Mishnah/Seder Moed/Tractate Eruvin/Chapter 1/5
This mishnah is a continuation of the previous mishnah, which ends with Rabbi Yehuda giving his opinion that to be a valid korah, a beam need not be strong enough to actually hold an ariah (a half brick), but rather it need only be wide enough.
- הייתה של קש או של קנים, רואין אותה כאילו היא של מתכת.
- עקומה, רואין אותה כאילו היא פשוטה.
- עגולה, רואין אותה כאילו היא מרובעת;
- אם יש בהיקפה שלושה טפחים, יש בה רוחב טפח.
- If [the beam] is made out of straw or reeds, view it as if it were made out of metal.
- If [the beam] is bent, view it as if it were straight.
- If [the beam] is rounded, view it as if it were square.
- Anything [round] that is three tefachim in circumference, it has a width of one tefach
Rabbi Yehuda continues his explanation of what a beam needs to count as a valid korah. If the beam is not made perfectly (for example, it is bent or it is made out of a weaker material like straw) we can pretend that it is straight and made out of metal, and would therefore be able to hold an ariah. We can derive from this that rabbi Yehuda is concerned with the fact that the beam is noiceable and looks like it was sufficient to hold an ariah, even if it isn't.
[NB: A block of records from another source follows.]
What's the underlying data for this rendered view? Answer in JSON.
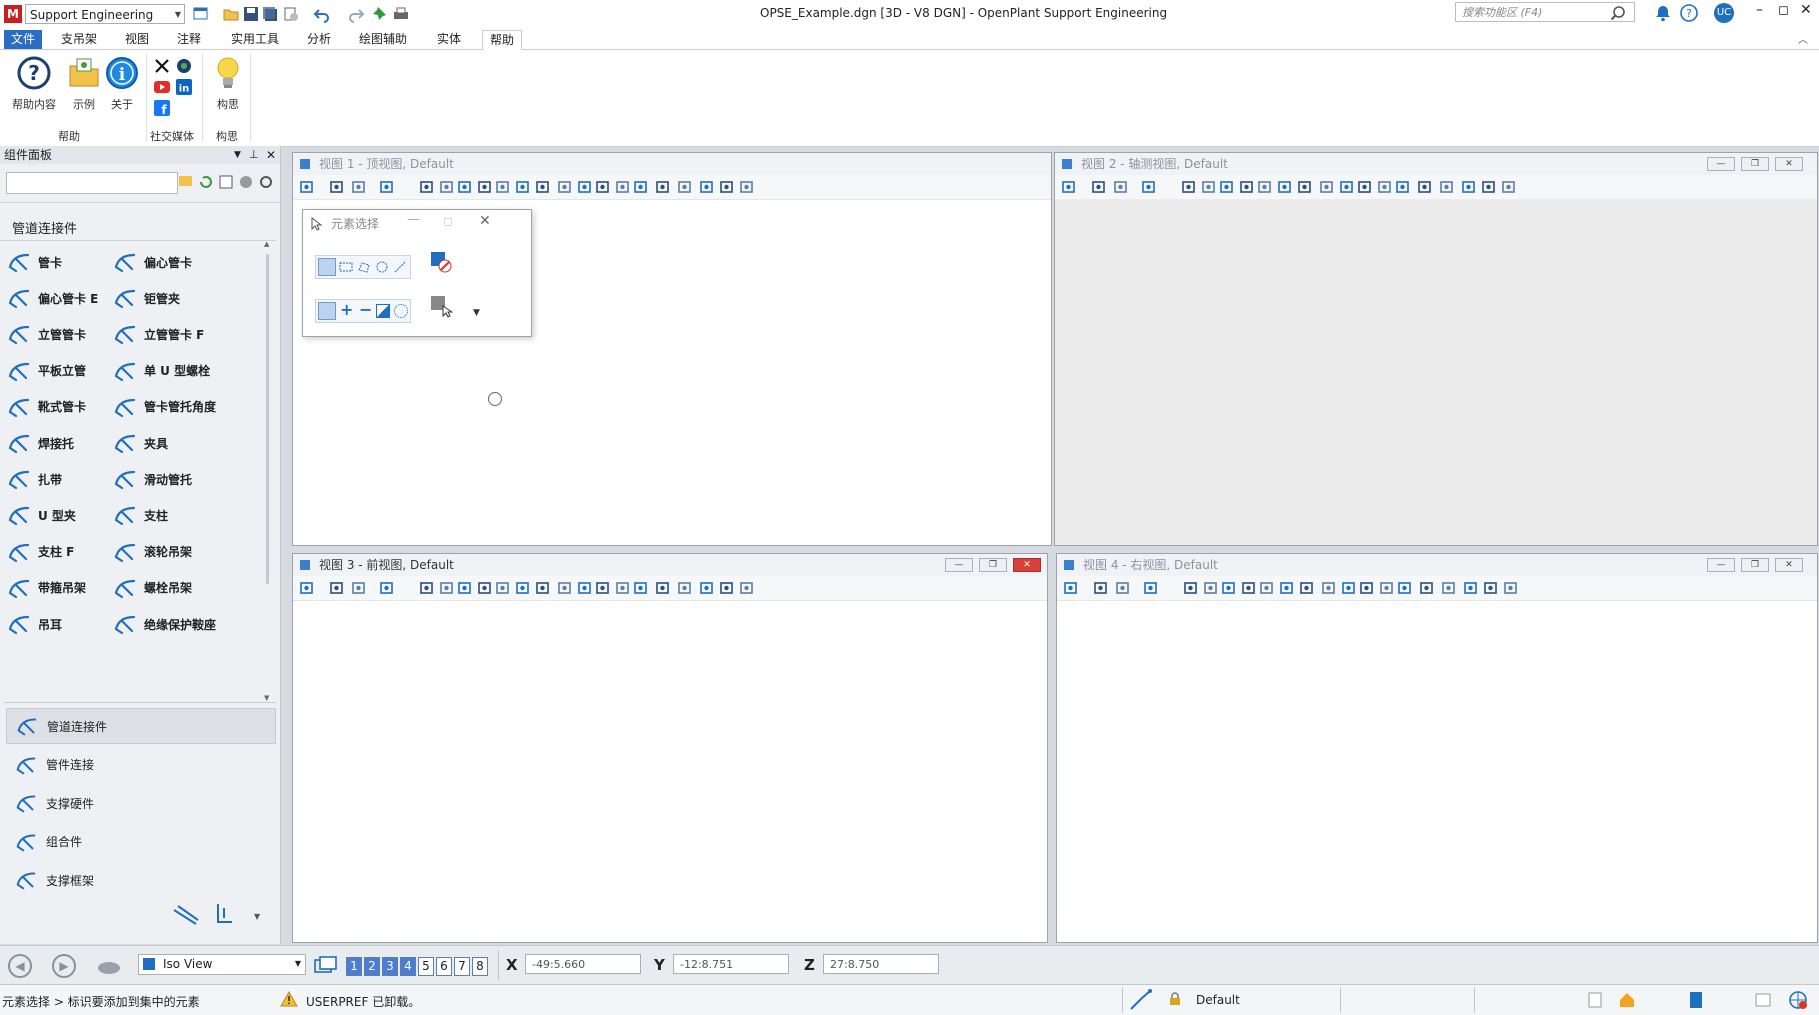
{
  "title_bar": {
    "workspace": "Support Engineering",
    "document_title": "OPSE_Example.dgn [3D - V8 DGN] - OpenPlant Support Engineering",
    "search_placeholder": "搜索功能区 (F4)",
    "user_initials": "UC",
    "logo_text": "M"
  },
  "menu": {
    "items": [
      "文件",
      "支吊架",
      "视图",
      "注释",
      "实用工具",
      "分析",
      "绘图辅助",
      "实体",
      "帮助"
    ],
    "active": "帮助"
  },
  "ribbon": {
    "help_group": {
      "label": "帮助",
      "buttons": [
        "帮助内容",
        "示例",
        "关于"
      ]
    },
    "social_group": {
      "label": "社交媒体",
      "icons": [
        "x-icon",
        "community-icon",
        "youtube-icon",
        "linkedin-icon",
        "facebook-icon"
      ]
    },
    "ideas_group": {
      "label": "构思",
      "buttons": [
        "构思"
      ]
    }
  },
  "panel": {
    "title": "组件面板",
    "category_title": "管道连接件",
    "grid_items": [
      [
        "管卡",
        "偏心管卡"
      ],
      [
        "偏心管卡 E",
        "钜管夹"
      ],
      [
        "立管管卡",
        "立管管卡 F"
      ],
      [
        "平板立管",
        "单 U 型螺栓"
      ],
      [
        "靴式管卡",
        "管卡管托角度"
      ],
      [
        "焊接托",
        "夹具"
      ],
      [
        "扎带",
        "滑动管托"
      ],
      [
        "U 型夹",
        "支柱"
      ],
      [
        "支柱 F",
        "滚轮吊架"
      ],
      [
        "带箍吊架",
        "螺栓吊架"
      ],
      [
        "吊耳",
        "绝缘保护鞍座"
      ]
    ],
    "categories": [
      "管道连接件",
      "管件连接",
      "支撑硬件",
      "组合件",
      "支撑框架"
    ],
    "selected_category": "管道连接件"
  },
  "views": [
    {
      "title": "视图 1 - 顶视图, Default",
      "active": false
    },
    {
      "title": "视图 2 - 轴测视图, Default",
      "active": false
    },
    {
      "title": "视图 3 - 前视图, Default",
      "active": true
    },
    {
      "title": "视图 4 - 右视图, Default",
      "active": false
    }
  ],
  "selection_dialog": {
    "title": "元素选择"
  },
  "status_bar": {
    "view_name": "Iso View",
    "view_numbers": [
      "1",
      "2",
      "3",
      "4",
      "5",
      "6",
      "7",
      "8"
    ],
    "active_view_numbers": [
      "1",
      "2",
      "3",
      "4"
    ],
    "x_label": "X",
    "x_value": "-49:5.660",
    "y_label": "Y",
    "y_value": "-12:8.751",
    "z_label": "Z",
    "z_value": "27:8.750",
    "prompt": "元素选择 > 标识要添加到集中的元素",
    "message": "USERPREF 已卸载。",
    "level": "Default"
  },
  "colors": {
    "accent": "#2b6cc4",
    "view_close_red": "#d8403a",
    "icon_blue": "#1e6fc0"
  }
}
The mishnah then goes on to make a related point, that any round object has a circumference to diamater ratio of 3:1. Today of course we know that the ratio is actually the irrational number known as pi, which is approximately 3.14. This ratio was derived from the tanach, wherein there is a claim that king solomon built a pool which was 10 amot in diameter and 30 amot in circumference. The lack of precision can be attributed to a number of factors, including the fact that the rabbis compiling the mishnah were just rounding off, the fact that they had no standard units of measurement, making such precision difficult and that they were not as mathematically advanced as some other contemporary civilizations. Nehemiah, a late antique Jewish rabbi and mathematician explained this apparent lack of precision by considering the thickness of the pool, and assuming that the thirty amot was the inner circumference, while the ten amot was the diameter of the outside of the pool.